Version-Release number of selected component (if applicable):
ES_VER=5.6.12
OCP 3.10


Actual results:
sh-4.2$ /usr/share/elasticsearch/plugins/openshift-elasticsearch/sgadmin.sh \
 >         -cd ${HOME}/sgconfig \
>         -i .searchguard.${HOSTNAME} \
>         -ks /etc/elasticsearch/secret/searchguard.key \
 >         -kst JKS \
>         -kspass kspass \
>         -ts /etc/elasticsearch/secret/searchguard.truststore \
>         -tst JKS \
>         -tspass tspass \
>         -nhnv \
>         -icl
/etc/elasticsearch ~
Search Guard Admin v5
Will connect to localhost:9300 ... done
ERROR StatusLogger No Log4j 2 configuration file found. Using default configuration (logging only errors to the console), or user programmatically provided configurations. Set system property 'log4j2.debug' to show Log4j 2 internal initialization logging. See https://logging.apache.org/log4j/2.x/manual/configuration.html for instructions on how to configure Log4j 2
Elasticsearch Version: 5.6.12
Search Guard Version: <unknown>
Contacting elasticsearch cluster 'elasticsearch' and wait for YELLOW clusterstate ...
Clustername: logging-es
Clusterstate: GREEN
Number of nodes: 3
Number of data nodes: 3
ERR: An unexpected ElasticsearchSecurityException occured: Search Guard not initialized (SG11) for indices:admin/exists. See https://github.com/floragunncom/search-guard-docs/blob/master/sgadmin.md
Trace:
ElasticsearchSecurityException[Search Guard not initialized (SG11) for indices:admin/exists. See https://github.com/floragunncom/search-guard-docs/blob/master/sgadmin.md]

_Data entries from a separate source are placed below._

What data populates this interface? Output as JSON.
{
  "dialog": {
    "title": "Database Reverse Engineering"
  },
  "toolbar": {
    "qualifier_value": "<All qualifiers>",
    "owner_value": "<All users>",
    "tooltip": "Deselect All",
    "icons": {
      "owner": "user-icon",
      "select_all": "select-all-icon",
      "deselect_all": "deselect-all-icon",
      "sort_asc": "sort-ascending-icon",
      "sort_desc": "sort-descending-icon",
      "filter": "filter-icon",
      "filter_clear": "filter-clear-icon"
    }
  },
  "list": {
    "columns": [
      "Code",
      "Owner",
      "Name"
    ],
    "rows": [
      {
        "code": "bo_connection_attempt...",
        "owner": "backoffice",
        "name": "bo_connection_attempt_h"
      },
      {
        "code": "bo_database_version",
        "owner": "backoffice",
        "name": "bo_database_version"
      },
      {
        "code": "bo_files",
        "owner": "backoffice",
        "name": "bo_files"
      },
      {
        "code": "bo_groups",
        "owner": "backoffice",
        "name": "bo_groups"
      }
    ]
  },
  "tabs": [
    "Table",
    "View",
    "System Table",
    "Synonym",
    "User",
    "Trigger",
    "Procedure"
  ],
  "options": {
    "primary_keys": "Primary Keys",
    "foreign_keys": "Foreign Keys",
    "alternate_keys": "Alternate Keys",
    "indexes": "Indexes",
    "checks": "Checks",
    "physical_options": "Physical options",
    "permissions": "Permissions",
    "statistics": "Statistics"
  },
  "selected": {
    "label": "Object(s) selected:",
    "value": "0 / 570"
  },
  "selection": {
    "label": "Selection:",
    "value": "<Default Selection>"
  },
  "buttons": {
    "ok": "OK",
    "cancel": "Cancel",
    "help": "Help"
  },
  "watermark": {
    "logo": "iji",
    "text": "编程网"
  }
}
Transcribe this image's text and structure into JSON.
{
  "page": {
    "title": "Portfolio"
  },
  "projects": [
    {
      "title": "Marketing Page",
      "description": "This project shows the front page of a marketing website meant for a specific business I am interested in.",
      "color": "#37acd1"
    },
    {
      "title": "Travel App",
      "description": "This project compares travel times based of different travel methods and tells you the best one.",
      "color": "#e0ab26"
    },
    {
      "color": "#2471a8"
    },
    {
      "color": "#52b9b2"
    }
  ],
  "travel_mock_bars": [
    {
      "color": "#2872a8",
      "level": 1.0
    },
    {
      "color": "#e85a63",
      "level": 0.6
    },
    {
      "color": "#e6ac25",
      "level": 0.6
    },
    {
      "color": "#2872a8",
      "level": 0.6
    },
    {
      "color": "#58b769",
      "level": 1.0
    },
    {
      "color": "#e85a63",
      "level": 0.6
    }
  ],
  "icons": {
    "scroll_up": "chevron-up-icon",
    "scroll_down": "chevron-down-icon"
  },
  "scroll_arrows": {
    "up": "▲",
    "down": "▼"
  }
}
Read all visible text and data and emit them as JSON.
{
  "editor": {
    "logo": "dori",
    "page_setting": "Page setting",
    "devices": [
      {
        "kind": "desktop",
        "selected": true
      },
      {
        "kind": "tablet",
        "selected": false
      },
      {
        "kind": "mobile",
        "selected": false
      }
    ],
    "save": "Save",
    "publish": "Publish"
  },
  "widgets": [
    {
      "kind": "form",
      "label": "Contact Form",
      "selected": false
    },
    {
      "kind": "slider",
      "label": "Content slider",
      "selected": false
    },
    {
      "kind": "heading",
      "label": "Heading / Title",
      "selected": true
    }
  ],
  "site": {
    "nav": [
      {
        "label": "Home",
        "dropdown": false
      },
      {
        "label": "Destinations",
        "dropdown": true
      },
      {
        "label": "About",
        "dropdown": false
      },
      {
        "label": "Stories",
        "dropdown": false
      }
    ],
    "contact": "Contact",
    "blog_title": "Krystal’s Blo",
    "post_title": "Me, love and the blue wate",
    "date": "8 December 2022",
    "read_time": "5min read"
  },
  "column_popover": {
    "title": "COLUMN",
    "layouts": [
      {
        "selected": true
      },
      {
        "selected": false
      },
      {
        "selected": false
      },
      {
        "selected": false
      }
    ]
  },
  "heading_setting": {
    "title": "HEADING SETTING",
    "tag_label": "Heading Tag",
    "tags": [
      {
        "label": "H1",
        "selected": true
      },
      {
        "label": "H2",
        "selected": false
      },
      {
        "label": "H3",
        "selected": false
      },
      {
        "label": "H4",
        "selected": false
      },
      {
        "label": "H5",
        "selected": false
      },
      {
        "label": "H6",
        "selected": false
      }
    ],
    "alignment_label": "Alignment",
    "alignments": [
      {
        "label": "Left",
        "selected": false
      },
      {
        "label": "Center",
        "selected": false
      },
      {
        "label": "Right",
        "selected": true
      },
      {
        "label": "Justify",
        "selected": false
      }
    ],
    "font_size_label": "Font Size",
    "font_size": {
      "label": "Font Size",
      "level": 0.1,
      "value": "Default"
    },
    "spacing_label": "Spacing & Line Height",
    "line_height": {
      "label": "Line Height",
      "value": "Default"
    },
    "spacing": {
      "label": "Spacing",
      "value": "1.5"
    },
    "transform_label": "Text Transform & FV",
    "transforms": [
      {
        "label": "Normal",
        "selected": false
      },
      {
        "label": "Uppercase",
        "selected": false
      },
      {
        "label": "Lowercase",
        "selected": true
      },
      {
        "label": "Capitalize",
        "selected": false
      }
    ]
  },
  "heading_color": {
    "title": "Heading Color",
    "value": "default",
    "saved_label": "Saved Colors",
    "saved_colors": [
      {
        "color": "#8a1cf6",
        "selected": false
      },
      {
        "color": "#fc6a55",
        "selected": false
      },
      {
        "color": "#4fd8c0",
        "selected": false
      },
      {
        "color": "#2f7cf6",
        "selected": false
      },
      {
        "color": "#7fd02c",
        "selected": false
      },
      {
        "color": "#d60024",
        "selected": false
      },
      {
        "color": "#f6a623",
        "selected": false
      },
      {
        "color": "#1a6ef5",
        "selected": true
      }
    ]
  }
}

        at com.floragunn.searchguard.filter.SearchGuardFilter.apply(SearchGuardFilter.java:122)
        at org.elasticsearch.action.support.TransportAction$RequestFilterChain.proceed(TransportAction.java:168)
        at org.elasticsearch.action.support.TransportAction.execute(TransportAction.java:142)
        at org.elasticsearch.action.support.HandledTransportAction$TransportHandler.messageReceived(HandledTransportAction.java:64)
        at org.elasticsearch.action.support.HandledTransportAction$TransportHandler.messageReceived(HandledTransportAction.java:54)
        at com.floragunn.searchguard.ssl.transport.SearchGuardSSLRequestHandler.messageReceivedDecorate(SearchGuardSSLRequestHandler.java:178)
        at com.floragunn.searchguard.transport.SearchGuardRequestHandler.messageReceivedDecorate(SearchGuardRequestHandler.java:198)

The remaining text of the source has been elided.